Focusing on vanity metrics
Want to make sure your user research or analytics come back to show zero problems in your product? One (not advisable) way I’ve seen product managers ensure this happens is by fixating on metrics that make them look really good—as opposed to metrics tied to actual customer value. There’s a known phrase for these measurements, from demand marketing to product analytics: vanity metrics.
For example: Yelp might get excited about the number of app downloads, but just getting a bunch of app downloads does not make for a true value exchange. Instead, Yelp needs to combine that metric with the number of activations, the number of reviews left, reservations made, and so on. (Remember when I said product analytics let you take an aggregate view? The same goes for painting a bigger picture across metrics.)
The good news is you can focus on actionable metrics from both user interviews and product analytics. The bad news is it’s easy to resort to vanity metrics in both approaches, too. To avoid vanity metrics in user interviews, open-ended questions work well. To avoid them in analytics, focus on the prioritization of your problem-solving and whether or not your changes solved the problem.
Getting led to counterproductive metrics
While vanity metrics can be a construct of a product team (of which they should know better to avoid), there is also no shortage of mirage metrics that your interview or analytics data can lead you to if you’re not vigilant.
Story time: During British rule in India, the British government was worried about how many cobras in Delhi. Naturally, they started offering a bounty for dead cobras.

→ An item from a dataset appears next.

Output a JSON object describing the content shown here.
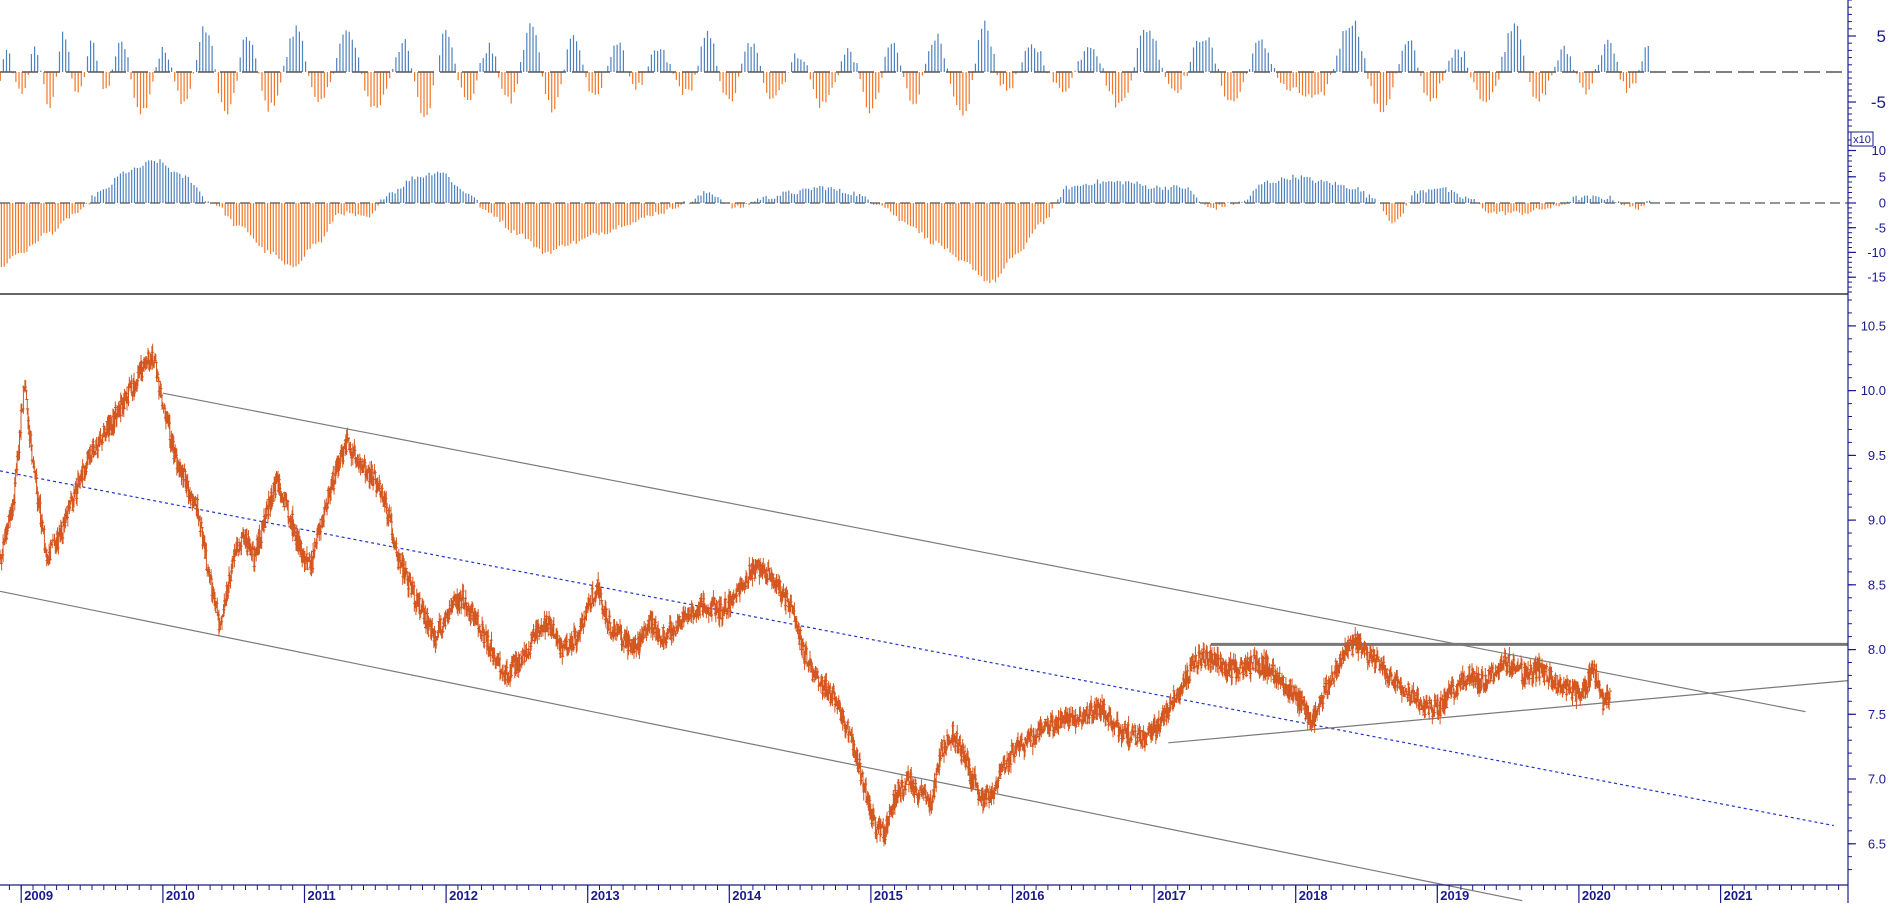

At the outset, it seemed like a success: A huge amount of venomous snakes were killed. But what the British government didn’t realize is that people had started breeding cobras in order to collect the reward. The program was scrapped once they found out, but then the cobra population increased dramatically as the breeders started setting their snakes free.
This is a classic example of having the right intention, but having a first-blush look at a problem hypothesis, solution hypothesis, and early resulting data lead to the wrong metric. It created misaligned incentives, which in turn created the wrong outcome.
Picking the right metrics, aligned with incentives and outcomes, is tricky. But I recommend keeping two things in mind:
- Make sure you’re not thinking about too many metrics together (see analysis paralysis above).
- Vet out the “second order” effects of the metrics you choose through interviews and analytics if you can. Make sure, like the cobra effect, you aren’t setting yourself up with misaligned incentives.
Bringing it all together with a focus metric
One of the most important pieces of bringing together both user interviews and product analytics is to pick a focus metric that you can keep coming back to.
There’s a reason most teams call this the North Star metric: It’s the metric that is supposed to be predictive of your company’s long-term success. It’s the metric that aligns different teams along both the strategic and tactical front. And (bringing this all back to the beginning) it’s the metric that captures the true value your customers are getting from the product.
For Netflix and YouTube, it could be time spent watching videos. For Dropbox and Google Drive, it could be the number of files stored.
For Mixpanel, it’s the number of learning actions (like a segmentation) that a user runs each week. We tweak and make fixes, but if an update doesn’t feed into that focus metric, it doesn’t matter whether we got validation from user interviews or analytics.
All of that is to say: If you’re worried about balancing user interviews and product analytics, err on the side of bringing your measurement back to the value your product gives your customers.
That approach will ensure you’re employing both tools in the best ways possible and avoiding a number of pitfalls, from vanity metrics to premature celebrations.